On 03/23/2012 11:26 AM, Gary Johnson wrote:
On 2012-03-23, Ven Tadipatri wrote:
Hi,
    This may sound like a real newbie question, but when I do the "set -o vi"
in the bash command line shell, if I hit<Esc>  and v on the command line,
it goes into vi editing mode. This is kind of cool, as I can exercise
the full editing power of vi, and when I exit the editor it runs the command.
   Unfortunately, sometimes I may have a really powerful/dangerous/unnecessary
command that I've typed, and all I want to do is just cancel, not execute the
command. How do I do this?
   :q! doesn't seem to work, as the command still runs. :wq , well, I don't want
to save anything, I just want to get out of the editor and return to the plain
old bash prompt.
    Is this possible? Of course I can always kill the terminal that I'm running
in to avoid running the command as soon as vi exits. Or I can try to press
ctrl+C as fast as possible.
    I was hoping for a better alternative.
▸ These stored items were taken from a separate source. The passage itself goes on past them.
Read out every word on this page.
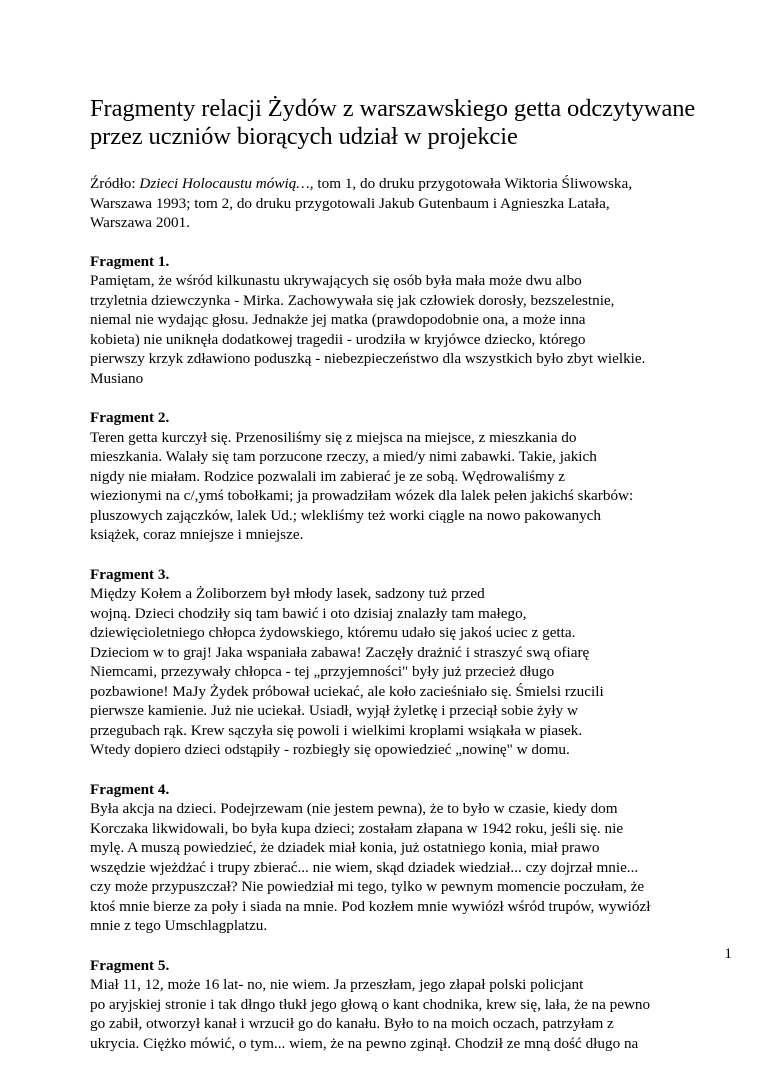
Fragmenty relacji Żydów z warszawskiego getta odczytywane
przez uczniów biorących udział w projekcie

Źródło: Dzieci Holocaustu mówią…, tom 1, do druku przygotowała Wiktoria Śliwowska,
Warszawa 1993; tom 2, do druku przygotowali Jakub Gutenbaum i Agnieszka Latała,
Warszawa 2001.

Fragment 1.
Pamiętam, że wśród kilkunastu ukrywających się osób była mała może dwu albo
trzyletnia dziewczynka - Mirka. Zachowywała się jak człowiek dorosły, bezszelestnie,
niemal nie wydając głosu. Jednakże jej matka (prawdopodobnie ona, a może inna
kobieta) nie uniknęła dodatkowej tragedii - urodziła w kryjówce dziecko, którego
pierwszy krzyk zdławiono poduszką - niebezpieczeństwo dla wszystkich było zbyt wielkie.
Musiano

Fragment 2.
Teren getta kurczył się. Przenosiliśmy się z miejsca na miejsce, z mieszkania do
mieszkania. Walały się tam porzucone rzeczy, a mied/y nimi zabawki. Takie, jakich
nigdy nie miałam. Rodzice pozwalali im zabierać je ze sobą. Wędrowaliśmy z
wiezionymi na c/,ymś tobołkami; ja prowadziłam wózek dla lalek pełen jakichś skarbów:
pluszowych zajączków, lalek Ud.; wlekliśmy też worki ciągle na nowo pakowanych
książek, coraz mniejsze i mniejsze.

Fragment 3.
Między Kołem a Żoliborzem był młody lasek, sadzony tuż przed
wojną. Dzieci chodziły siq tam bawić i oto dzisiaj znalazły tam małego,
dziewięcioletniego chłopca żydowskiego, któremu udało się jakoś uciec z getta.
Dzieciom w to graj! Jaka wspaniała zabawa! Zaczęły drażnić i straszyć swą ofiarę
Niemcami, przezywały chłopca - tej „przyjemności" były już przecież długo
pozbawione! MaJy Żydek próbował uciekać, ale koło zacieśniało się. Śmielsi rzucili
pierwsze kamienie. Już nie uciekał. Usiadł, wyjął żyletkę i przeciął sobie żyły w
przegubach rąk. Krew sączyła się powoli i wielkimi kroplami wsiąkała w piasek.
Wtedy dopiero dzieci odstąpiły - rozbiegły się opowiedzieć „nowinę" w domu.

Fragment 4.
Była akcja na dzieci. Podejrzewam (nie jestem pewna), że to było w czasie, kiedy dom
Korczaka likwidowali, bo była kupa dzieci; zostałam złapana w 1942 roku, jeśli się. nie
mylę. A muszą powiedzieć, że dziadek miał konia, już ostatniego konia, miał prawo
wszędzie wjeżdżać i trupy zbierać... nie wiem, skąd dziadek wiedział... czy dojrzał mnie...
czy może przypuszczał? Nie powiedział mi tego, tylko w pewnym momencie poczułam, że
ktoś mnie bierze za poły i siada na mnie. Pod kozłem mnie wywiózł wśród trupów, wywiózł
mnie z tego Umschlagplatzu.

Fragment 5.
Miał 11, 12, może 16 lat- no, nie wiem. Ja przeszłam, jego złapał polski policjant
po aryjskiej stronie i tak dłngo tłukł jego głową o kant chodnika, krew się, lała, że na pewno
go zabił, otworzył kanał i wrzucił go do kanału. Było to na moich oczach, patrzyłam z
ukrycia. Ciężko mówić, o tym... wiem, że na pewno zginął. Chodził ze mną dość długo na

1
One way is to exit vim with the :cq command.  See

     :help :cq

That will quit vim with an error code telling bash that the editing
was unsuccessful.

Another is to delete the contents of the vim buffer before saving
and quitting as normal, e.g., dd if there is only one line in the
buffer or ggdG to if there is more than one line, followed by ZZ or
:wq to save and quit.

In this case, you _do_ want to save something because that something
is what bash will execute.

I usually use dd:wq because the :w makes me feel more sure that
the empty buffer has actually been written.

Regards,
Gary




I always ddZZ and I think it's the best approach because this is
not something you might use often and remembering a special :cq
for it makes no sense because everybody knows dd and it works
perfectly well for this use case.

I like it better than :q! because it's easier to type, because
I hardly ever use :q! and dd is more visually explicit, i.e.
you can see "this is what will get executed - nothing", with
:q! I think if I take a longer time to edit the command, I
might save it accidentally as I'm working on it, and then
exiting will run the saved version.

I also use the same dd command when I edit the regular command
line and then decide I don't want to run it.